We continue our discussion on shutters of the spinning “wedge” concept now. Last we left it, we had some discouraging numbers—for a lag of 4 milliseconds, the wedge would have to be spinning at 10,000 RPM at the instant the shutter is full open.

But we have minimized the inertia of the wedge by making it a disk, and, assuming a constant torque output from our actuator, this is the way to minimize lag and exposure time. Beyond this, one idea is to add a second wedge rotating in the opposite direction. The sequence below shows the shutter opening.

Whereas before the angle from closed to full open was 120 degrees, now it is less than 60. This should save us some time. The diagram below shows us how to calculate this exact angle.

Each disc much turn so that the center of its aperture hole is on the edge of the lens aperture for the shutter to be fully closed. The triangle shown can be used to find this angle; it is an isosceles triangle with base $$d/2$$ and sides $$r$$. Thus we can write

$$\sin\frac{\theta_{\text{lag}}}{2} = \frac{d/4}{r – d/2}}$$

and taking $$r$$ from our previous derivations,

$$\sin\frac{\theta_{\text{lag}}}{2} = \frac{d/4}{d/\sqrt{3}} = \frac{\sqrt{3}}{4} \approx 0.433$$

And thus

$$\theta_{\text{lag}}\approx 51.32^{\text{o}}$$

Furthermore, our wedges need no longer be disks, since they are not rotating as far anymore. With the figure below, we can find what angle of “disk margin” we need for the two wedges to completely cover the aperture when the shutter is closed.

Using the figure, we see that

$$\sin\theta_{\text{margin}} = \frac{d/2}{r – d/2} = \frac{\sqrt{3}}{2}$$

So $$\theta_{\text{margin}}=60^{\text{o}}$$ exactly. This means that now the wedge has to subtend a total of $$\left(51.32^{\text{o}}+60^{\text{o}}\right)\times 2 = 223^{\text{o}}$$ if we want to the shutter to be bidirectional. The angle could be reduced by a bit less than 60 degrees if we decide that we can reset the shutter between shots (in other words, if we allow it to have a margin only on one side of the aperture hole).

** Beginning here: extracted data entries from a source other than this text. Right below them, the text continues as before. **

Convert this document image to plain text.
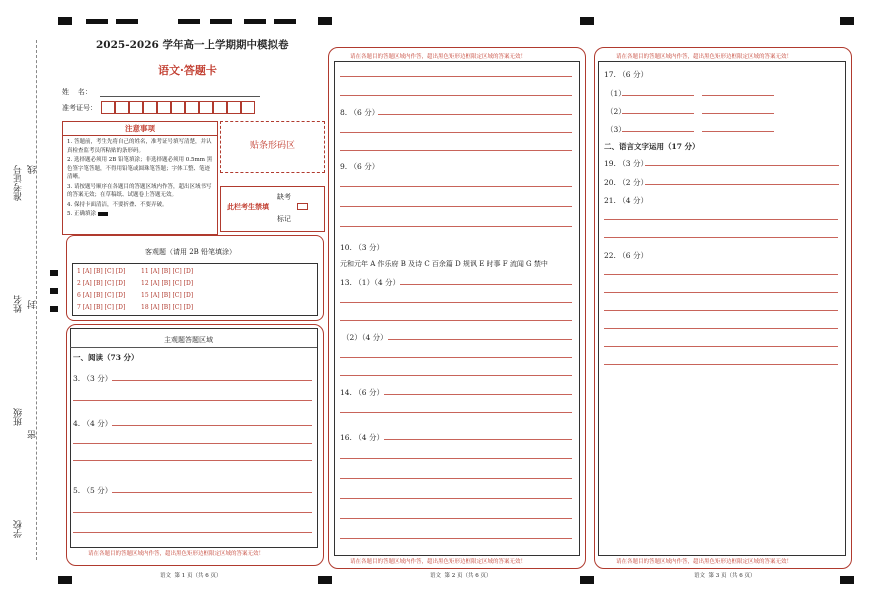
准考证号 线
姓名 封
班级
密
学校
2025-2026 学年高一上学期期中模拟卷
语文·答题卡
姓    名：
准考证号：
注意事项
1. 答题前，考生先将自己的姓名，准考证号填写清楚，并认真检查监考员所粘贴的条形码。
2. 选择题必须用 2B 铅笔填涂；非选择题必须用 0.5mm 黑色签字笔答题，不得用铅笔或圆珠笔答题；字体工整、笔迹清晰。
3. 请按题号顺序在各题目的答题区域内作答，超出区域书写的答案无效；在草稿纸、试题卷上答题无效。
4. 保持卡面清洁，不要折叠、不要弄破。
5. 正确填涂
贴条形码区
缺考
此栏考生禁填
标记
客观题（请用 2B 铅笔填涂）
1 [A] [B] [C] [D]
2 [A] [B] [C] [D]
6 [A] [B] [C] [D]
7 [A] [B] [C] [D]
11 [A] [B] [C] [D]
12 [A] [B] [C] [D]
15 [A] [B] [C] [D]
18 [A] [B] [C] [D]
主观题答题区域
一、阅读（73 分）
3. （3 分）
4. （4 分）
5. （5 分）
请在各题目的答题区域内作答，超出黑色矩形边框限定区域的答案无效！
语文  第 1 页（共 6 页）
请在各题目的答题区域内作答，超出黑色矩形边框限定区域的答案无效！
请在各题目的答题区域内作答，超出黑色矩形边框限定区域的答案无效！
8. （6 分）
9. （6 分）
10. （3 分）
元和元年 A 作乐府 B 及诗 C 百余篇 D 规讽 E 时事 F 流闻 G 禁中
13. （1）（4 分）
（2）（4 分）
14. （6 分）
16. （4 分）
语文  第 2 页（共 6 页）
请在各题目的答题区域内作答，超出黑色矩形边框限定区域的答案无效！
请在各题目的答题区域内作答，超出黑色矩形边框限定区域的答案无效！
17. （6 分）
（1）
（2）
（3）
二、语言文字运用（17 分）
19. （3 分）
20. （2 分）
21. （4 分）
22. （6 分）
语文  第 3 页（共 6 页）
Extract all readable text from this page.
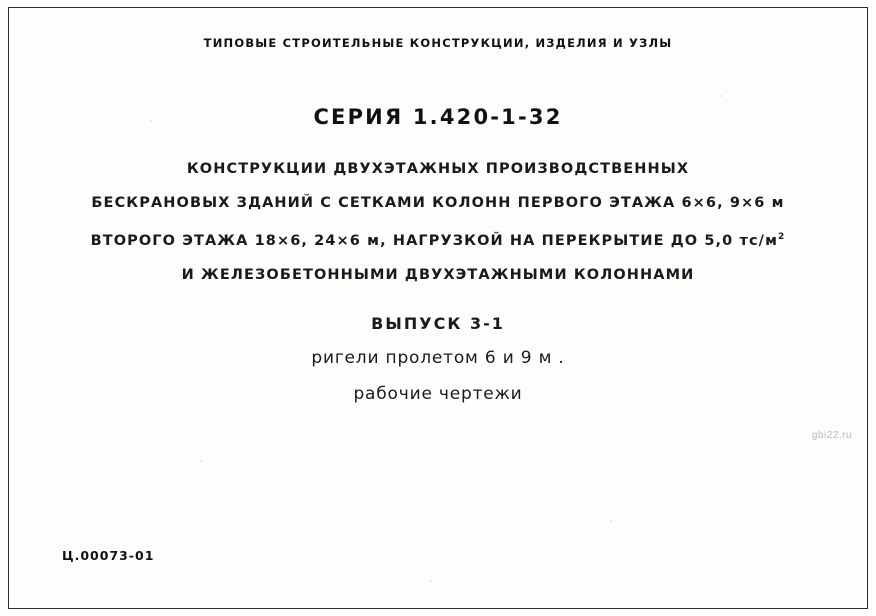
ТИПОВЫЕ СТРОИТЕЛЬНЫЕ КОНСТРУКЦИИ, ИЗДЕЛИЯ И УЗЛЫ
СЕРИЯ 1.420-1-32
КОНСТРУКЦИИ ДВУХЭТАЖНЫХ ПРОИЗВОДСТВЕННЫХ
БЕСКРАНОВЫХ ЗДАНИЙ С СЕТКАМИ КОЛОНН ПЕРВОГО ЭТАЖА 6×6, 9×6 м
ВТОРОГО ЭТАЖА 18×6, 24×6 м, НАГРУЗКОЙ НА ПЕРЕКРЫТИЕ ДО 5,0 $тс/м^2$
И ЖЕЛЕЗОБЕТОННЫМИ ДВУХЭТАЖНЫМИ КОЛОННАМИ
ВЫПУСК 3-1
ригели пролетом 6 и 9 м .
рабочие чертежи
Ц.00073-01
gbi22.ru
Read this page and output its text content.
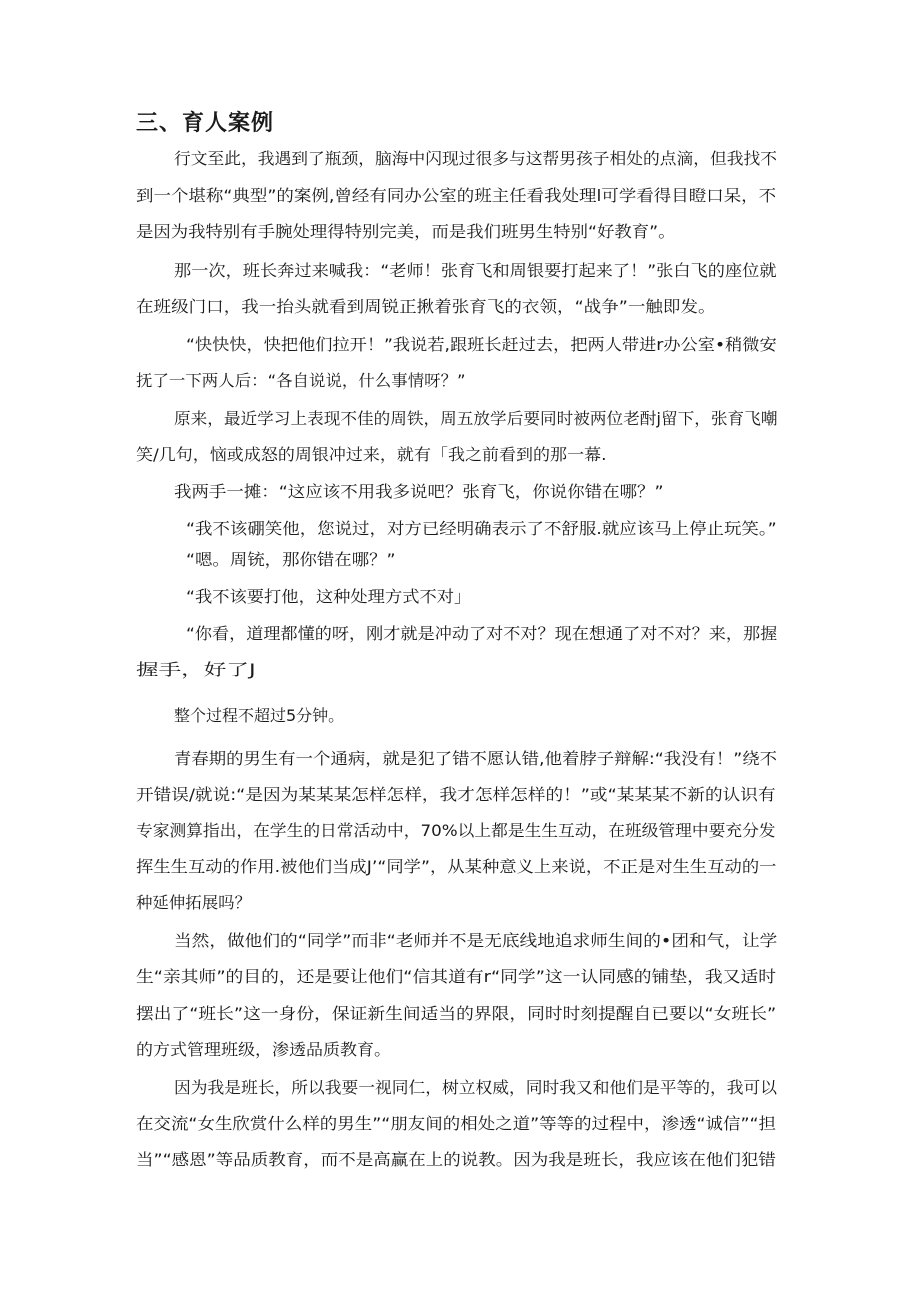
三、育人案例
行文至此，我遇到了瓶颈，脑海中闪现过很多与这帮男孩子相处的点滴，但我找不
到一个堪称“典型”的案例,曾经有同办公室的班主任看我处理l可学看得目瞪口呆，不
是因为我特别有手腕处理得特别完美，而是我们班男生特别“好教育”。
那一次，班长奔过来喊我：“老师！张育飞和周银要打起来了！”张白飞的座位就
在班级门口，我一抬头就看到周锐正揪着张育飞的衣领，“战争”一触即发。
“快快快，快把他们拉开！”我说若,跟班长赶过去，把两人带进r办公室•稍微安
抚了一下两人后：“各自说说，什么事情呀？”
原来，最近学习上表现不佳的周铁，周五放学后要同时被两位老酎j留下，张育飞嘲
笑/几句，恼或成怒的周银冲过来，就有「我之前看到的那一幕.
我两手一摊：“这应该不用我多说吧？张育飞，你说你错在哪？”
“我不该硼笑他，您说过，对方已经明确表示了不舒服.就应该马上停止玩笑。”
“嗯。周铳，那你错在哪？”
“我不该要打他，这种处理方式不对」
“你看，道理都懂的呀，刚才就是冲动了对不对？现在想通了对不对？来，那握
握手，好了J
整个过程不超过5分钟。
青春期的男生有一个通病，就是犯了错不愿认错,他着脖子辩解:“我没有！”绕不
开错误/就说:“是因为某某某怎样怎样，我才怎样怎样的！”或“某某某不新的认识有
专家测算指出，在学生的日常活动中，70%以上都是生生互动，在班级管理中要充分发
挥生生互动的作用.被他们当成J’“同学”，从某种意义上来说，不正是对生生互动的一
种延伸拓展吗？
当然，做他们的“同学”而非“老师并不是无底线地追求师生间的•团和气，让学
生“亲其师”的目的，还是要让他们“信其道有r“同学”这一认同感的铺垫，我又适时
摆出了“班长”这一身份，保证新生间适当的界限，同时时刻提醒自已要以“女班长”
的方式管理班级，渗透品质教育。
因为我是班长，所以我要一视同仁，树立权威，同时我又和他们是平等的，我可以
在交流“女生欣赏什么样的男生”“朋友间的相处之道”等等的过程中，渗透“诚信”“担
当”“感恩”等品质教育，而不是高赢在上的说教。因为我是班长，我应该在他们犯错
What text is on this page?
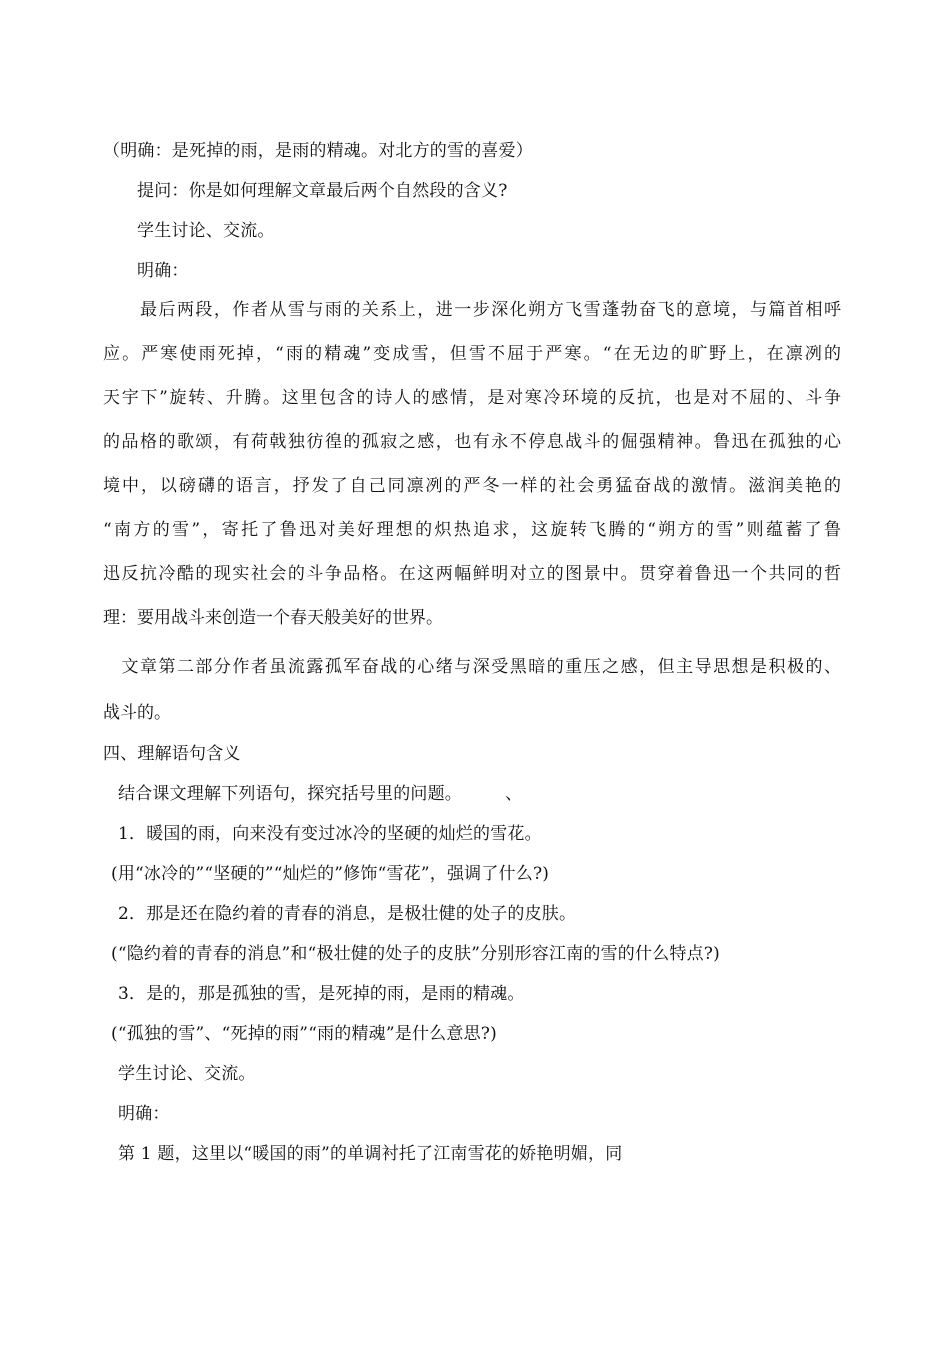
（明确：是死掉的雨，是雨的精魂。对北方的雪的喜爱）
提问：你是如何理解文章最后两个自然段的含义?
学生讨论、交流。
明确：
　　最后两段，作者从雪与雨的关系上，进一步深化朔方飞雪蓬勃奋飞的意境，与篇首相呼
应。严寒使雨死掉，“雨的精魂”变成雪，但雪不屈于严寒。“在无边的旷野上，在凛冽的
天宇下”旋转、升腾。这里包含的诗人的感情，是对寒冷环境的反抗，也是对不屈的、斗争
的品格的歌颂，有荷戟独彷徨的孤寂之感，也有永不停息战斗的倔强精神。鲁迅在孤独的心
境中，以磅礴的语言，抒发了自己同凛冽的严冬一样的社会勇猛奋战的激情。滋润美艳的
“南方的雪”，寄托了鲁迅对美好理想的炽热追求，这旋转飞腾的“朔方的雪”则蕴蓄了鲁
迅反抗冷酷的现实社会的斗争品格。在这两幅鲜明对立的图景中。贯穿着鲁迅一个共同的哲
理：要用战斗来创造一个春天般美好的世界。
　文章第二部分作者虽流露孤军奋战的心绪与深受黑暗的重压之感，但主导思想是积极的、
战斗的。
四、理解语句含义
结合课文理解下列语句，探究括号里的问题。　　　、
1．暖国的雨，向来没有变过冰冷的坚硬的灿烂的雪花。
(用“冰冷的”“坚硬的”“灿烂的”修饰“雪花”，强调了什么?)
2．那是还在隐约着的青春的消息，是极壮健的处子的皮肤。
(“隐约着的青春的消息”和“极壮健的处子的皮肤”分别形容江南的雪的什么特点?)
3．是的，那是孤独的雪，是死掉的雨，是雨的精魂。
(“孤独的雪”、“死掉的雨”“雨的精魂”是什么意思?)
学生讨论、交流。
明确：
第 1 题，这里以“暖国的雨”的单调衬托了江南雪花的娇艳明媚，同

So we have reduced the angle from closed to open by more than half, and reduced the inertia of each shutter blade by quite a bit, too. What effect does this all have on performance? With the smaller wedge angle,

$$J_S \approx 0.949d^4\rho t$$

which is 54% of what it was before. Our new expression for the lag time is

$$t_{\text{lag}}\approx 1.304d^2\sqrt{\frac{\rho t}{\tau}}$$

which is 48% of what it was before. For 1 millisecond lag of the full aperture of a #5 Ilex, the torque required is now “only” 115 Nm (84 foot-pounds), an amazing 23% of what it was for the single wedge shutter (remember we are assuming we have two independent actuators here; with a single actuator we get 46% as much as before). For 300mm at f/11, the required torque is 3.8 Nm (2.8 foot-pounds) for 1 millisecond and 0.24 Nm (0.18 foot-pounds) for 4 milliseconds. The speeds are still insane, but less so—for 1 millisecond lag the shutter is going at 17,100 RPM when full open, and at 4 milliseconds it is going at 4,280 RPM.

Perhaps adding a third or fourth blade will help even more. The geometry is bound to get complicated, and the law of diminishing returns should strike soon. But first, we should discuss other ideas that don’t rely on force for acceleration.